The Broncos coughed up a 14-point half-time lead on Friday night in Sydney and to make matters worse, they lost Ben Hunt to a hamstring injury.
Hunt limped straight up the tunnel after pulling up sore on a kick chase in the second half, with his injury a chance to end Ezra Mam's exile in a matter of days.
Broncos coach Michael Maguire previously refused to put a timeline on Mam's return following his drug-driving ban.
But the coach may have little choice but to recall the five-eighth for next week's clash against St George Illawarra given his replacement's injury.
Hunt's hamstring issue has also thrown his Queensland selection chances into doubt.
After kicking the penalty goal that locked the scores 14-14 with 10 minutes left, Mitchell put Souths on the path to victory by slotting a field goal from 49 metres out with three minutes remaining.

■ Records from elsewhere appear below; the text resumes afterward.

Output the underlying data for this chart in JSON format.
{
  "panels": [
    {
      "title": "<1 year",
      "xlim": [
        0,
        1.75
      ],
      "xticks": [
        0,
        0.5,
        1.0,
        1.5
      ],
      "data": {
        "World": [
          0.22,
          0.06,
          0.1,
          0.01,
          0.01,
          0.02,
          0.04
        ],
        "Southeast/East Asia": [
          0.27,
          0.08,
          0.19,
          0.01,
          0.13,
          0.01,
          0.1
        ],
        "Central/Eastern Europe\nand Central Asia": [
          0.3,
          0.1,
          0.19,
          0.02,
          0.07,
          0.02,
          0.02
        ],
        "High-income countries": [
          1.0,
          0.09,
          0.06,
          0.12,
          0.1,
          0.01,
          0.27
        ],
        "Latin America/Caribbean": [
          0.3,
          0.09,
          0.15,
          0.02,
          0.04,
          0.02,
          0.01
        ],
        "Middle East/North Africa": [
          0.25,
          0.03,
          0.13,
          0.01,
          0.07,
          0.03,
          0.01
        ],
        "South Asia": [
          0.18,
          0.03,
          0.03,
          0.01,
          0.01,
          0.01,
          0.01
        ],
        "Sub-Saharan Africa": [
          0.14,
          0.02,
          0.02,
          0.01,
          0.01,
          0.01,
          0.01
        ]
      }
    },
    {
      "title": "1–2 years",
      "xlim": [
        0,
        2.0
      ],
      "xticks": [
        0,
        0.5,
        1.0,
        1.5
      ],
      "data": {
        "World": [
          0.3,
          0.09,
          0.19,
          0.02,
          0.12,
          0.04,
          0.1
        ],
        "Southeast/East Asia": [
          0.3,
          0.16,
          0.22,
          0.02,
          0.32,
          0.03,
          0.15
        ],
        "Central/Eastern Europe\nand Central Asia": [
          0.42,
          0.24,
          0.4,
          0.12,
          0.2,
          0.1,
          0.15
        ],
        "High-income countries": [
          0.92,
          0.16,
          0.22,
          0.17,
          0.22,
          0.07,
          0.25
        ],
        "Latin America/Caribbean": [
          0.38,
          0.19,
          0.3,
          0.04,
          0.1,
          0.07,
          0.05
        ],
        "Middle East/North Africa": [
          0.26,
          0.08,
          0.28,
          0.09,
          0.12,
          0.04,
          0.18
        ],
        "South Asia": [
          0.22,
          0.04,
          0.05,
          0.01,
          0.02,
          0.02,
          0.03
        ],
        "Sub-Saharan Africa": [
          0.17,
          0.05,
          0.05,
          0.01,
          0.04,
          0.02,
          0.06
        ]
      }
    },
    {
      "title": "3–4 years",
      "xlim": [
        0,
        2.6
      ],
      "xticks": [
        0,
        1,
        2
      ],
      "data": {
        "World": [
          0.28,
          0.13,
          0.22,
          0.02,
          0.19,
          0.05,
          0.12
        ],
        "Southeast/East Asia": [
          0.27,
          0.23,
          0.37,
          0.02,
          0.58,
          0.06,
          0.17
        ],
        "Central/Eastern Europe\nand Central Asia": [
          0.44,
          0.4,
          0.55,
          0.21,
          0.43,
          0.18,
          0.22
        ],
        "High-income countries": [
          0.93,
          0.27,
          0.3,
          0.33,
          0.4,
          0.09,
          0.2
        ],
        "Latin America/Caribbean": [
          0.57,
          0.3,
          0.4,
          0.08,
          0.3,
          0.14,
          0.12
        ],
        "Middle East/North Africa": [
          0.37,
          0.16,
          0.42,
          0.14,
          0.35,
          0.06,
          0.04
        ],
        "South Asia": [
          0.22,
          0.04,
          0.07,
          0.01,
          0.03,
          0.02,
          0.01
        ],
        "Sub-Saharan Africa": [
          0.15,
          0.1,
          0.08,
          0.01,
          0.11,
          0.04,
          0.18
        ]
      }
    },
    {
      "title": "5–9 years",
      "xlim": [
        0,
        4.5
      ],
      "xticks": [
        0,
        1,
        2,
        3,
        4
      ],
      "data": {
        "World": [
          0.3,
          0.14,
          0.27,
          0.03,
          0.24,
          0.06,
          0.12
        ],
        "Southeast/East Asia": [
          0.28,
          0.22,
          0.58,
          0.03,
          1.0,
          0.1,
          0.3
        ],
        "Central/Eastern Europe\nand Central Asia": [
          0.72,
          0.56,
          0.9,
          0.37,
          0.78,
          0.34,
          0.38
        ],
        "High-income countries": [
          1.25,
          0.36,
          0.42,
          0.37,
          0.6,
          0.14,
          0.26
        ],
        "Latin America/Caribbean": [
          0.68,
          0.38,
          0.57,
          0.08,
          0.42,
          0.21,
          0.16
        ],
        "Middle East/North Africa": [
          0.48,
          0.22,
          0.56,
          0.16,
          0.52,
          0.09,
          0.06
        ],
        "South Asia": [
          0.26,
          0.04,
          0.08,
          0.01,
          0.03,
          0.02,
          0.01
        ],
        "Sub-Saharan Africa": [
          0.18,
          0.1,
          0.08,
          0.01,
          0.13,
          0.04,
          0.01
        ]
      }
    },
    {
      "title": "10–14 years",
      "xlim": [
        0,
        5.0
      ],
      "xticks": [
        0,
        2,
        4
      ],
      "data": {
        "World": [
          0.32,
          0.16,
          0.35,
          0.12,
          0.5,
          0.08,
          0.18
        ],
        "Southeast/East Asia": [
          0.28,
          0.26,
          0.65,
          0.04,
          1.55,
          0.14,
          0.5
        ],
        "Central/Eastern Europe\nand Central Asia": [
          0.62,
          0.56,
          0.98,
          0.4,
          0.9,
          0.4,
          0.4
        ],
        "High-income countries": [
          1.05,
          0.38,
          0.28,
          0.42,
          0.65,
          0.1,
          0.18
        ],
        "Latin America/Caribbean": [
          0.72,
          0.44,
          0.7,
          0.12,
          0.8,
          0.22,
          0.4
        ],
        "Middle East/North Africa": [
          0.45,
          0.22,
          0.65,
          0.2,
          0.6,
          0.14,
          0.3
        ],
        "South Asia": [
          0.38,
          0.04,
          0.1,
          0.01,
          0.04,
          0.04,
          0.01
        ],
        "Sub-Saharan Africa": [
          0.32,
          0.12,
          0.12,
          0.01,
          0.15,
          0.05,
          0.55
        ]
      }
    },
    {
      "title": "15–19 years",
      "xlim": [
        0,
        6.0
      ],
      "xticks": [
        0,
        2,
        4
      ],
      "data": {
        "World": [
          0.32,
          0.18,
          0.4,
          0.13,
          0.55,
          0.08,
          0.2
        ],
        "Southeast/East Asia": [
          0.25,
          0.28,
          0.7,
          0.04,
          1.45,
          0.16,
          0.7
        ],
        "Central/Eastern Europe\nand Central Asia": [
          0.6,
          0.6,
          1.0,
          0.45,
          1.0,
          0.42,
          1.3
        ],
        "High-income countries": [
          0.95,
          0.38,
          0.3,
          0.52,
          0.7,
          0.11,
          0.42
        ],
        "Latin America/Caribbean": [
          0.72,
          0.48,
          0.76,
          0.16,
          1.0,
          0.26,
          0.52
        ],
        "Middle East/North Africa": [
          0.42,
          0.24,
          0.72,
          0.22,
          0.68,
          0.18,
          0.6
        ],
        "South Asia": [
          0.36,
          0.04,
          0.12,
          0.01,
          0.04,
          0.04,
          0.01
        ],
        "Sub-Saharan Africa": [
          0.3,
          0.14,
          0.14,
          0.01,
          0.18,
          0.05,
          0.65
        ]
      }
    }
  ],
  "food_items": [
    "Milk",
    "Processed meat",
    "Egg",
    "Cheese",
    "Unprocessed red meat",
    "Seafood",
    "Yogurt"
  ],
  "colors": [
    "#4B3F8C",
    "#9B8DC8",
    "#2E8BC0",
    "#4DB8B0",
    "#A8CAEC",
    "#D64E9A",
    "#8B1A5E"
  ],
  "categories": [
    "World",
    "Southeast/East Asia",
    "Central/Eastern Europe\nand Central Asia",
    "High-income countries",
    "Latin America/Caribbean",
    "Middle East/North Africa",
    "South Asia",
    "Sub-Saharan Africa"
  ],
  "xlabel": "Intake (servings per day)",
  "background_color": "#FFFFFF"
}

He rubbed salt into the Broncos' wounds by crashing over from dummy half after the siren at a rainy Accor Stadium.
The win breathes new life into a South Sydney campaign decimated by injuries, with the Rabbitohs pushed into the bottom four by a quartet of consecutive losses.
Souths had conceded at least 24 points in each of those losses but had renewed defensive vigour on Friday night.
A lot of that was down to Mitchell, who pulled off two try-saving one-on-one tackles in the backfield.
He first stopped a rampaging Payne Haas on the prop's 40-metre tear down the left side.
Mitchell then dragged Deine Mariner into touch when the winger looked to make it a two-score game in the second half.
Mariner had put the Broncos up by 14 and deflated the Rabbitohs in the minutes before half-time following a shift down the right.
But Souths fired back only minutes after the break when Siliva Havili burrowed past three defenders from dummy half.
The margin was only two points when Isaiah Tass bulldozed through Kotoni Staggs ahead of his try down the left side.
Mitchell slotted a simple penalty goal from directly in front after Xavier Willison hit Lachie Hubner with a high shot, before going on to seal the most unlikely of wins.